Mission San Juan Capistrano - San Antonio, Texas
Posted by: BruceS
N 29° 19.946 W 098° 27.320
14R E 552880 N 3244940
Historic Spanish Roman Catholic mission in San Antonio.
Waymark Code: WM3AM2
Location: Texas, United States
Date Posted: 03/05/2008
Views: 38
The Mission San Juan Capistrano, one of the five San Antonio missions, under
went several building periods during its ninety-three-year existence as a
Spanish outpost in the New World.
The mission compound follows a traditional plan of rooms arranged side by
side in a rough quadrangle around a plaza. Entrance to these rooms is gained
through walls facing the plaza. Spaces not occupied by structures are walled
(see site map). Minor modifications on this plan were made in the several
building periods of the mission's life.
By 1756 a church had been completed, with a cloistered convent and a granary.
The Indian quarters were composed of Jacale homes made up of upright posts
plastered with adobe for walls an thatched roofs. Evidence of these jacales
(rows of post holes evenly and closely spaced along the south wall) were
revealed during excavations at the site in 1971..
In 1762 Fray Mariano Francisco de los Dolores inspected the mission. He
states that a second church was under construction and the convent expanded.
Indians were still living in the temporary quarters.
The apex of mission development is considered to be that period between 1756
and 1777 when the economic stability of the mission allowed it to supply goods
to other missions.
In 1794 Mission San Juan Capistrano was partially secularized. Twelve
Indian families received ownership of mission land and properties, but by 1823
(the complete secularization of the mission) when San Juan property was sold at
auction nearly all the Indian population had disappeared and only four or five
Indians were left at the mission.
What remains now are the ruins of the second church (c. 1756-1763/64) and the
third church (post 1762),originally the granary, that chapel which is now in
use.
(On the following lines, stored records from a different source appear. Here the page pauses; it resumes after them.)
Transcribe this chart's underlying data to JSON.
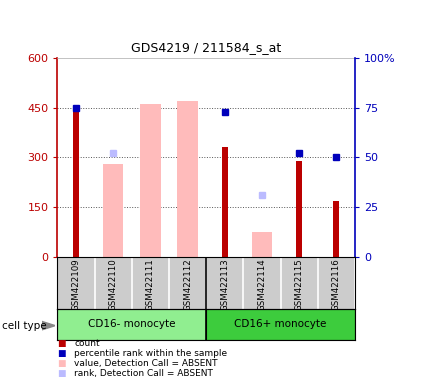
{
  "title": "GDS4219 / 211584_s_at",
  "samples": [
    "GSM422109",
    "GSM422110",
    "GSM422111",
    "GSM422112",
    "GSM422113",
    "GSM422114",
    "GSM422115",
    "GSM422116"
  ],
  "groups": [
    {
      "name": "CD16- monocyte",
      "indices": [
        0,
        1,
        2,
        3
      ],
      "color": "#90ee90"
    },
    {
      "name": "CD16+ monocyte",
      "indices": [
        4,
        5,
        6,
        7
      ],
      "color": "#3dcc3d"
    }
  ],
  "ylim_left": [
    0,
    600
  ],
  "ylim_right": [
    0,
    10
  ],
  "yticks_left": [
    0,
    150,
    300,
    450,
    600
  ],
  "ytick_labels_left": [
    "0",
    "150",
    "300",
    "450",
    "600"
  ],
  "yticks_right": [
    0,
    2.5,
    5,
    7.5,
    10
  ],
  "ytick_labels_right": [
    "0",
    "25",
    "50",
    "75",
    "100%"
  ],
  "count_values": [
    440,
    null,
    null,
    null,
    330,
    null,
    290,
    168
  ],
  "percentile_values_right": [
    7.5,
    null,
    null,
    null,
    7.3,
    null,
    5.2,
    5.0
  ],
  "absent_value_bars": [
    null,
    280,
    460,
    470,
    null,
    75,
    null,
    null
  ],
  "absent_rank_dots_right": [
    null,
    5.2,
    null,
    null,
    null,
    3.1,
    null,
    null
  ],
  "count_color": "#bb0000",
  "percentile_color": "#0000bb",
  "absent_value_color": "#ffbbbb",
  "absent_rank_color": "#bbbbff",
  "grid_color": "#555555",
  "bg_color": "#ffffff",
  "tick_area_color": "#cccccc",
  "absent_bar_width": 0.55,
  "count_bar_width": 0.15
}
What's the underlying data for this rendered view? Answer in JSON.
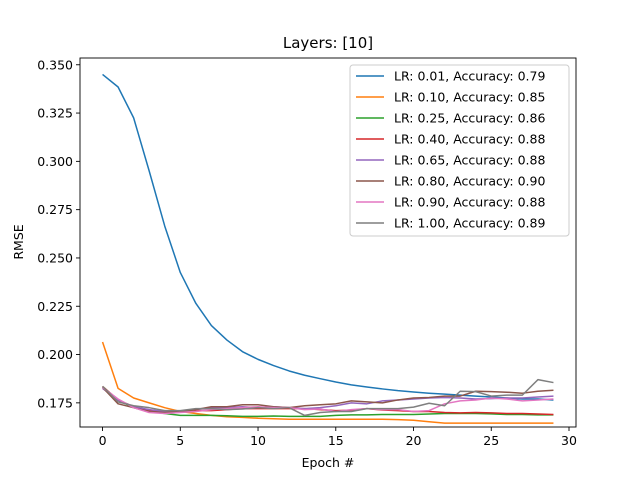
{
  "chart_data": {
    "type": "line",
    "title": "Layers: [10]",
    "xlabel": "Epoch #",
    "ylabel": "RMSE",
    "xlim": [
      -1.45,
      30.45
    ],
    "ylim": [
      0.1625,
      0.3535
    ],
    "xticks": [
      0,
      5,
      10,
      15,
      20,
      25,
      30
    ],
    "yticks": [
      0.175,
      0.2,
      0.225,
      0.25,
      0.275,
      0.3,
      0.325,
      0.35
    ],
    "ytick_labels": [
      "0.175",
      "0.200",
      "0.225",
      "0.250",
      "0.275",
      "0.300",
      "0.325",
      "0.350"
    ],
    "grid": false,
    "legend_position": "upper right",
    "x": [
      0,
      1,
      2,
      3,
      4,
      5,
      6,
      7,
      8,
      9,
      10,
      11,
      12,
      13,
      14,
      15,
      16,
      17,
      18,
      19,
      20,
      21,
      22,
      23,
      24,
      25,
      26,
      27,
      28,
      29
    ],
    "series": [
      {
        "name": "LR: 0.01, Accuracy: 0.79",
        "color": "#1f77b4",
        "values": [
          0.345,
          0.3385,
          0.3225,
          0.295,
          0.2665,
          0.2425,
          0.2265,
          0.215,
          0.2075,
          0.2015,
          0.1975,
          0.1943,
          0.1915,
          0.1893,
          0.1875,
          0.1858,
          0.1843,
          0.1832,
          0.1822,
          0.1813,
          0.1806,
          0.18,
          0.1795,
          0.179,
          0.1785,
          0.178,
          0.1775,
          0.177,
          0.177,
          0.1765
        ]
      },
      {
        "name": "LR: 0.10, Accuracy: 0.85",
        "color": "#ff7f0e",
        "values": [
          0.2065,
          0.1825,
          0.1775,
          0.175,
          0.1725,
          0.1705,
          0.1695,
          0.1685,
          0.1678,
          0.1675,
          0.167,
          0.1668,
          0.1665,
          0.1665,
          0.1665,
          0.1665,
          0.1665,
          0.1665,
          0.1665,
          0.1663,
          0.166,
          0.1652,
          0.1645,
          0.1645,
          0.1645,
          0.1645,
          0.1645,
          0.1645,
          0.1645,
          0.1645
        ]
      },
      {
        "name": "LR: 0.25, Accuracy: 0.86",
        "color": "#2ca02c",
        "values": [
          0.1835,
          0.1765,
          0.1725,
          0.1705,
          0.1695,
          0.1685,
          0.1685,
          0.1685,
          0.1683,
          0.168,
          0.168,
          0.1682,
          0.168,
          0.168,
          0.168,
          0.1685,
          0.1688,
          0.1688,
          0.169,
          0.169,
          0.169,
          0.1692,
          0.1695,
          0.1695,
          0.1695,
          0.1693,
          0.169,
          0.169,
          0.1688,
          0.1688
        ]
      },
      {
        "name": "LR: 0.40, Accuracy: 0.88",
        "color": "#d62728",
        "values": [
          0.1835,
          0.1765,
          0.173,
          0.171,
          0.1705,
          0.1705,
          0.171,
          0.171,
          0.1715,
          0.172,
          0.172,
          0.172,
          0.172,
          0.172,
          0.1715,
          0.171,
          0.1712,
          0.172,
          0.1713,
          0.171,
          0.1705,
          0.1705,
          0.17,
          0.1698,
          0.17,
          0.1698,
          0.1695,
          0.1695,
          0.1692,
          0.169
        ]
      },
      {
        "name": "LR: 0.65, Accuracy: 0.88",
        "color": "#9467bd",
        "values": [
          0.1825,
          0.1765,
          0.173,
          0.1715,
          0.1705,
          0.1705,
          0.1715,
          0.1725,
          0.1725,
          0.173,
          0.1725,
          0.173,
          0.1725,
          0.172,
          0.1725,
          0.1735,
          0.175,
          0.1745,
          0.176,
          0.1765,
          0.177,
          0.1775,
          0.1778,
          0.1775,
          0.177,
          0.1772,
          0.1775,
          0.1775,
          0.178,
          0.1785
        ]
      },
      {
        "name": "LR: 0.80, Accuracy: 0.90",
        "color": "#8c564b",
        "values": [
          0.183,
          0.1745,
          0.1725,
          0.1705,
          0.17,
          0.1705,
          0.1715,
          0.173,
          0.173,
          0.174,
          0.174,
          0.173,
          0.1725,
          0.1735,
          0.174,
          0.1745,
          0.176,
          0.1755,
          0.175,
          0.1765,
          0.1775,
          0.1778,
          0.1785,
          0.1785,
          0.181,
          0.1808,
          0.1805,
          0.18,
          0.181,
          0.1815
        ]
      },
      {
        "name": "LR: 0.90, Accuracy: 0.88",
        "color": "#e377c2",
        "values": [
          0.183,
          0.177,
          0.1725,
          0.17,
          0.1695,
          0.17,
          0.1705,
          0.1715,
          0.172,
          0.1725,
          0.173,
          0.1725,
          0.1725,
          0.1715,
          0.1718,
          0.1705,
          0.1715,
          0.172,
          0.1715,
          0.1715,
          0.1705,
          0.171,
          0.1745,
          0.176,
          0.1765,
          0.1775,
          0.177,
          0.176,
          0.1765,
          0.177
        ]
      },
      {
        "name": "LR: 1.00, Accuracy: 0.89",
        "color": "#7f7f7f",
        "values": [
          0.1835,
          0.1755,
          0.1735,
          0.1725,
          0.171,
          0.171,
          0.172,
          0.172,
          0.1715,
          0.1718,
          0.1725,
          0.172,
          0.1725,
          0.1685,
          0.17,
          0.1705,
          0.1705,
          0.172,
          0.172,
          0.172,
          0.1728,
          0.1748,
          0.1735,
          0.181,
          0.1808,
          0.1785,
          0.179,
          0.179,
          0.187,
          0.1855
        ]
      }
    ]
  }
}
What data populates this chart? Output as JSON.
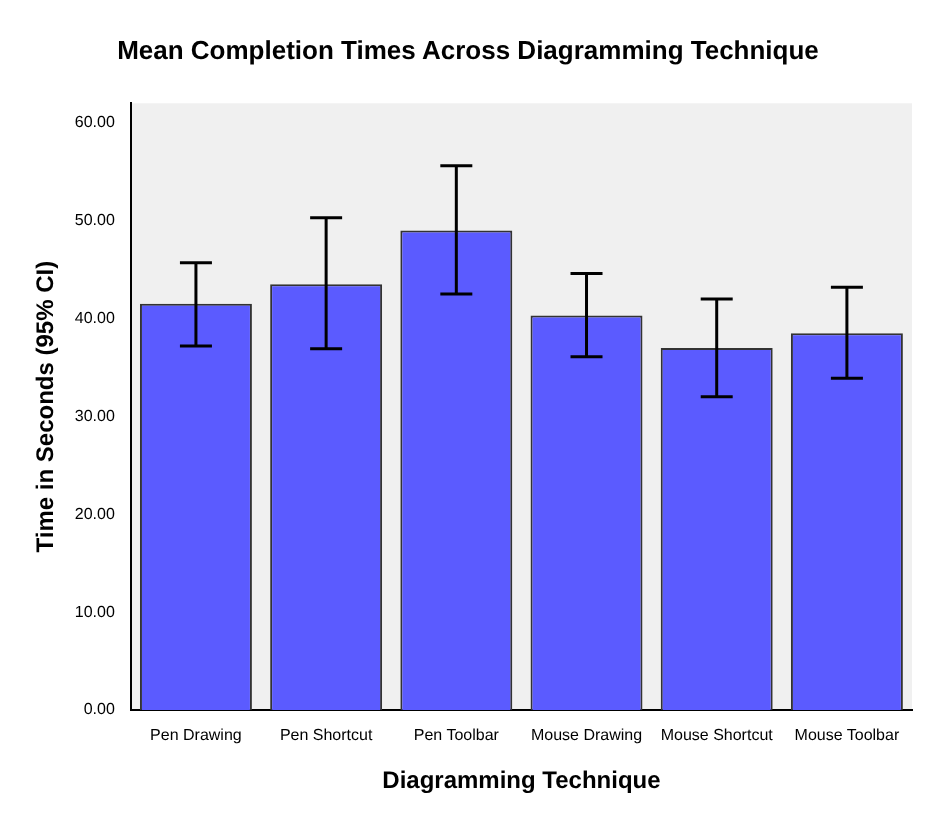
{
  "chart_data": {
    "type": "bar",
    "title": "Mean Completion Times Across Diagramming Technique",
    "xlabel": "Diagramming Technique",
    "ylabel": "Time in Seconds (95% CI)",
    "categories": [
      "Pen Drawing",
      "Pen Shortcut",
      "Pen Toolbar",
      "Mouse Drawing",
      "Mouse Shortcut",
      "Mouse Toolbar"
    ],
    "values": [
      41.5,
      43.5,
      49.0,
      40.3,
      37.0,
      38.5
    ],
    "errors": [
      [
        37.2,
        45.7
      ],
      [
        36.9,
        50.3
      ],
      [
        42.5,
        55.6
      ],
      [
        36.1,
        44.6
      ],
      [
        32.0,
        42.0
      ],
      [
        33.9,
        43.2
      ]
    ],
    "color": "#5b5bff",
    "ylim": [
      0,
      62
    ],
    "yticks": [
      {
        "value": 0,
        "label": "0.00"
      },
      {
        "value": 10,
        "label": "10.00"
      },
      {
        "value": 20,
        "label": "20.00"
      },
      {
        "value": 30,
        "label": "30.00"
      },
      {
        "value": 40,
        "label": "40.00"
      },
      {
        "value": 50,
        "label": "50.00"
      },
      {
        "value": 60,
        "label": "60.00"
      }
    ],
    "grid": false,
    "legend": false
  }
}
During excavations conducted in January-March 1971 foundations of what is
believed to be the first church (1731) were uncovered.
Additional remains of the mission complex are the walls surrounding it,
foundations of some of the Indian quarters, the convent, granary foundations,
the well and an old residence (c. 1824) built within the mission walls after its
secularization. ~
Texas Historical Commission Atlas
Mission San Juan Capistrano is one of four missions now operated by the
National Parks Service in the San Antonio Missions National Historical Park.
The current church which is the third for the mission and was originally a
granary is an active Catholic church in the Archdiocese of San Antonio
and has weekly services. The mission is open 9 am - 5 pm daily.